It is clear that the Bay Area pop-punk giants of the '90s are set to blow people's minds with Idiot. Gone are the standard three-minute rants of youthful angst and basket cases--Idiot is full of thought-provoking emotional lyrics and well-orchestrated musical arrangements.
Improving on the band's song arrangements, Idiot features two nine-minute, five-part operettas, each section getting its own title. The first, "Jesus of Suburbia," tells the tale of growth from youth to young adult. "City of the Damned," part two of the first epic, highlights the track with lyrics of a youth learning life lessons at the local convenience store.
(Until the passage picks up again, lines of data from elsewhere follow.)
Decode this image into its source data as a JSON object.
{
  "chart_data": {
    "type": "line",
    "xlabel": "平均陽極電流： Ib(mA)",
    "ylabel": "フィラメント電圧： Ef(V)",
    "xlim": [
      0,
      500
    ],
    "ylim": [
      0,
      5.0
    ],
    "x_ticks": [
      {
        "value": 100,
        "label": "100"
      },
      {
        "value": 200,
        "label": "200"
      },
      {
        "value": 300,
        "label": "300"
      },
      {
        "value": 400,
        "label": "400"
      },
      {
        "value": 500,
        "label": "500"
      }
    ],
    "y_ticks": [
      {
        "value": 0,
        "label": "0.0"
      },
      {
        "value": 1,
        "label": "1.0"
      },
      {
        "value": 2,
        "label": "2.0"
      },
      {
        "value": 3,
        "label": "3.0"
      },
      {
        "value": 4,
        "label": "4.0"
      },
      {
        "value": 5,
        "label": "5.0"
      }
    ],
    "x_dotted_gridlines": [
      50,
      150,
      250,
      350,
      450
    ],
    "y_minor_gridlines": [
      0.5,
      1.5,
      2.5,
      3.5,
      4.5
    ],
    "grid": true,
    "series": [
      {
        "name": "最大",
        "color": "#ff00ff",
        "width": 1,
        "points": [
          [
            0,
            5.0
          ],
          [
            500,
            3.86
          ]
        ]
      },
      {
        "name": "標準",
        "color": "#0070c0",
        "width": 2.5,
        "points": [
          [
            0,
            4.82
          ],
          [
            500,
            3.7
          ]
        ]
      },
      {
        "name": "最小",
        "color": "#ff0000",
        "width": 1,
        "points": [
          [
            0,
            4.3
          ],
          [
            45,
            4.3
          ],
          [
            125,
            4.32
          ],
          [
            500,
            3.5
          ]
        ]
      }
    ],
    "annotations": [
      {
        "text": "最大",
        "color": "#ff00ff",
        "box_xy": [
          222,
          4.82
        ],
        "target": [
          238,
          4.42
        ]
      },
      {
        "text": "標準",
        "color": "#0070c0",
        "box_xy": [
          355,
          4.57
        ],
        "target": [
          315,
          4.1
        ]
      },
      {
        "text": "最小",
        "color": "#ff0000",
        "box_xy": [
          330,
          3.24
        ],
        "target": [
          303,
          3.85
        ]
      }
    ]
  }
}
"Homecoming," the second epic, paints a portrait of the difficulties of war. In part three, "Nobody Likes You" deals with having a loved one away due to war.
The song arrangements on Idiot differ from track to track. Where one track is an upbeat pop-punk assault, the next can be an acoustic roller coaster. Drummer Tre Cool even experiments with Middle Eastern percussion instruments, and war-like snare drum beats.
Like many, Green Day feels that the "beloved" commander-in-chief does not represent the views of the common person ("Don't want to be an American idiot/ Don't want a nation under the new mania"). In fulfilling their duty of representing the common person's angst and rants, they have produced some of their best work to date.